In this layout, no form of NAT is used, and each node is assigned a public IP address.

DKP does not support security groups, so all cluster nodes will be accessible without connection restrictions.

WithoutNAT layout in Yandex Cloud

Example layout configuration:

apiVersion: deckhouse.io/v1
kind: YandexClusterConfiguration
layout: WithoutNAT
provider:
  cloudID: <CLOUD_ID>
  folderID: <FOLDER_ID>
  serviceAccountJSON: |
    {
    "id": "id",
    "service_account_id": "service_account_id",
    "key_algorithm": "RSA_2048",
    "public_key": "-----BEGIN PUBLIC KEY-----\nMIIwID....AQAB\n-----END PUBLIC KEY-----\n",
    "private_key": "-----BEGIN PRIVATE KEY-----\nMIIE....1ZPJeBLt+\n-----END PRIVATE KEY-----\n"
    }    
masterNodeGroup:
  replicas: 3
  instanceClass:
    cores: 4
    memory: 8192
    imageID: <IMAGE_ID>
    externalIPAddresses:
    - "Auto"
    - "Auto"
    - "Auto"
    externalSubnetIDs:
    - <ZONE_A_SUBNET_ID>
    - <ZONE_B_SUBNET_ID>
    - <ZONE_D_SUBNET_ID>
    zones:
    - ru-central1-a
    - ru-central1-b
    - ru-central1-d
nodeGroups:
- name: worker
  replicas: 2
  instanceClass:
    cores: 4
    memory: 8192
    imageID: <IMAGE_ID>
    coreFraction: 50
    externalIPAddresses:
    - "<ZONE_A_EXTERNAL_IP_WORKER_1>"
    - "Auto"
    externalSubnetIDs:
    - <ZONE_A_SUBNET_ID>
    - <ZONE_B_SUBNET_ID>
    zones:
    - ru-central1-a
    - ru-central1-b
sshPublicKey: "<SSH_PUBLIC_KEY>"
nodeNetworkCIDR: 192.168.12.13/24
existingNetworkID: <EXISTING_NETWORK_ID>
dhcpOptions:
  domainName: test.local
  domainNameServers:
  - <DNS_SERVER_1>
  - <DNS_SERVER_2>

WithNATInstance

In this layout, a NAT instance is created in a separate subnet, and the route tables of the zone subnets are updated with a 0.0.0.0/0 route using the NAT instance as the next hop. The subnet is isolated to prevent routing loops and must not overlap with any other networks used in the cluster.

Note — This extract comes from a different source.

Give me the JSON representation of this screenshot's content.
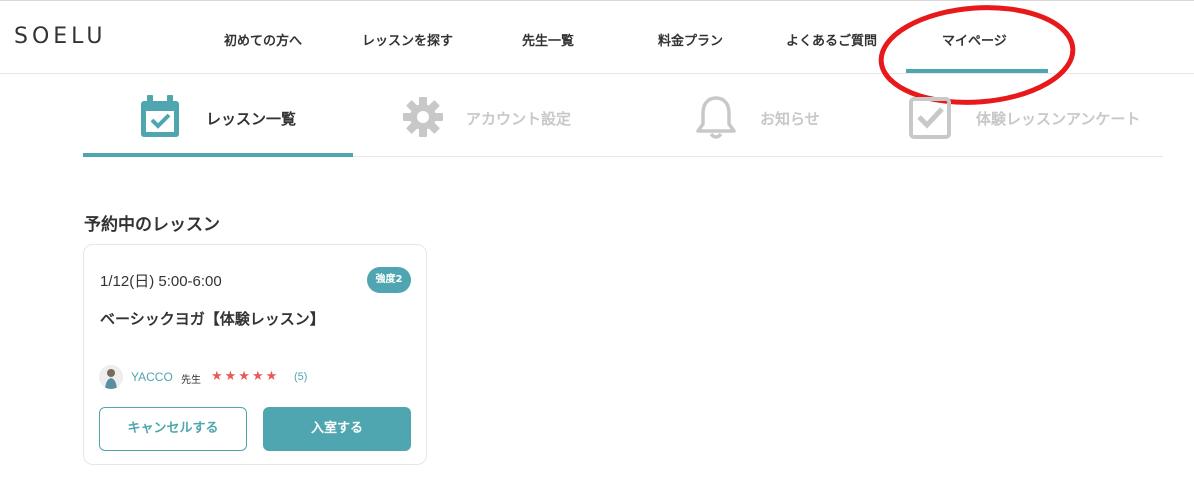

To place the NAT instance in an existing subnet, use the withNATInstance.internalSubnetID parameter. The instance will be created in the zone corresponding to this subnet.

If you need to create a new subnet, specify the withNATInstance.internalSubnetCIDR parameter. The NAT instance will be placed in this subnet.

One of the following parameters is required: withNATInstance.internalSubnetID or withNATInstance.internalSubnetCIDR.

If withNATInstance.externalSubnetID is also specified, the NAT instance will be connected to that subnet via a secondary network interface.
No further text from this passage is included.